Whether it is ridiculous to pay £350 to travel to Paris or not, it is probably a truer reflection of the costs involved of running a long term regular and profitable service. It isn't that people expect to be able to do this for nothing, indeed they realize that being shuttled about in £50 million capital assets isn't likely to be cheap. They really want to be able to travel in sumptuous comfort, being plied with grapes and champagne, and be whisked through to their destination with speed and good grace. The problem is most of them can't afford the true cost of that. The compromise means that the various levels of discomfort and hassle they face, generally justifies the search for a bargain price.

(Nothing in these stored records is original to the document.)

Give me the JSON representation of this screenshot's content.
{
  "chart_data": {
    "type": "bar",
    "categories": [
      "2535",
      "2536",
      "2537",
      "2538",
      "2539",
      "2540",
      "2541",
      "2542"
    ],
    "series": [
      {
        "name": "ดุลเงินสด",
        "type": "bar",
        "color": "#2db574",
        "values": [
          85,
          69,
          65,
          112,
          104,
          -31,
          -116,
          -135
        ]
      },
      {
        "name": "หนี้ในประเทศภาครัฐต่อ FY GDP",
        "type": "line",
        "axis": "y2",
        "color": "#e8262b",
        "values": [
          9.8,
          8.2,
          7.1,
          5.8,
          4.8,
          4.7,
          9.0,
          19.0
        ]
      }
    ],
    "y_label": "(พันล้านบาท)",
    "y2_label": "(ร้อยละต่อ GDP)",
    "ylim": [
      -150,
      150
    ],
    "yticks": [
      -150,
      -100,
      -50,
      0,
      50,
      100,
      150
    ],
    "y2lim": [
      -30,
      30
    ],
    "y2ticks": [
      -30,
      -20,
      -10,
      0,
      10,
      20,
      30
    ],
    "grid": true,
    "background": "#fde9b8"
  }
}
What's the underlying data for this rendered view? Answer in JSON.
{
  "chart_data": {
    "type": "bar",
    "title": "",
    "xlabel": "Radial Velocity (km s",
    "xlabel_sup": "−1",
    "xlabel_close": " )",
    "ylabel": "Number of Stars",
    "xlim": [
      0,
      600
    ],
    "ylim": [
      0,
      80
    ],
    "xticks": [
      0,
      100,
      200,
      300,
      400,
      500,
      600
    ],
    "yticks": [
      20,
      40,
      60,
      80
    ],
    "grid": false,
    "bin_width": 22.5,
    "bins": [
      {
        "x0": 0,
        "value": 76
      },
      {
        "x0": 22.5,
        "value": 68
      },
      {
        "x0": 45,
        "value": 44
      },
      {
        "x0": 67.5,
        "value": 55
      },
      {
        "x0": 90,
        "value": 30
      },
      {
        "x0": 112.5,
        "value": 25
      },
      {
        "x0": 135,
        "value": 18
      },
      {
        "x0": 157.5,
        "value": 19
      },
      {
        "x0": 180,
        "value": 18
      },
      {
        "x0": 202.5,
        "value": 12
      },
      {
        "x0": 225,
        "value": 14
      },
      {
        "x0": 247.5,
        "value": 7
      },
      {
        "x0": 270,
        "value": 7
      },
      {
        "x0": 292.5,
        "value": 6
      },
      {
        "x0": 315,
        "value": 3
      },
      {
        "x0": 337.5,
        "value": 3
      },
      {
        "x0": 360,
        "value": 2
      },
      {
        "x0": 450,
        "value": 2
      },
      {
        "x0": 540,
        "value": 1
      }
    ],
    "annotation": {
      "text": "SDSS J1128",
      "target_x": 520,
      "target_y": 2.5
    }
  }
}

The advent of the pile em high sell em cheap airlines (or supermarkets, car warehouses, etc.) requires that in order to suceed both of the conditions have to be satisfied. That requires very high yield to even hope to achieve any sort of acceptable margin or indeed any profit. The £350 fares probably satisfied the cost base at 50% load factors or less. The bargain basement fares most certainly won't. When that yield starts to fall away, because the novelty wears off, spending priorities change, or more competition comes to town, you are faced with 3 choices: 1) Raise the fares and hope the fickle customers dont run across the street to the competition; 2) cut the operating costs to the bone; 3) Slash your own fares to increase yield even though that yield will still lose you money, and hope that the competition bleeds to death before you do.
As long as there is competition, these will always be the cyclical realities of this market segment. If you want comfort and champagne, take the train from London to Paris, it is quicker, nicer, more convenient, and for all the best advantages will still cost you £350!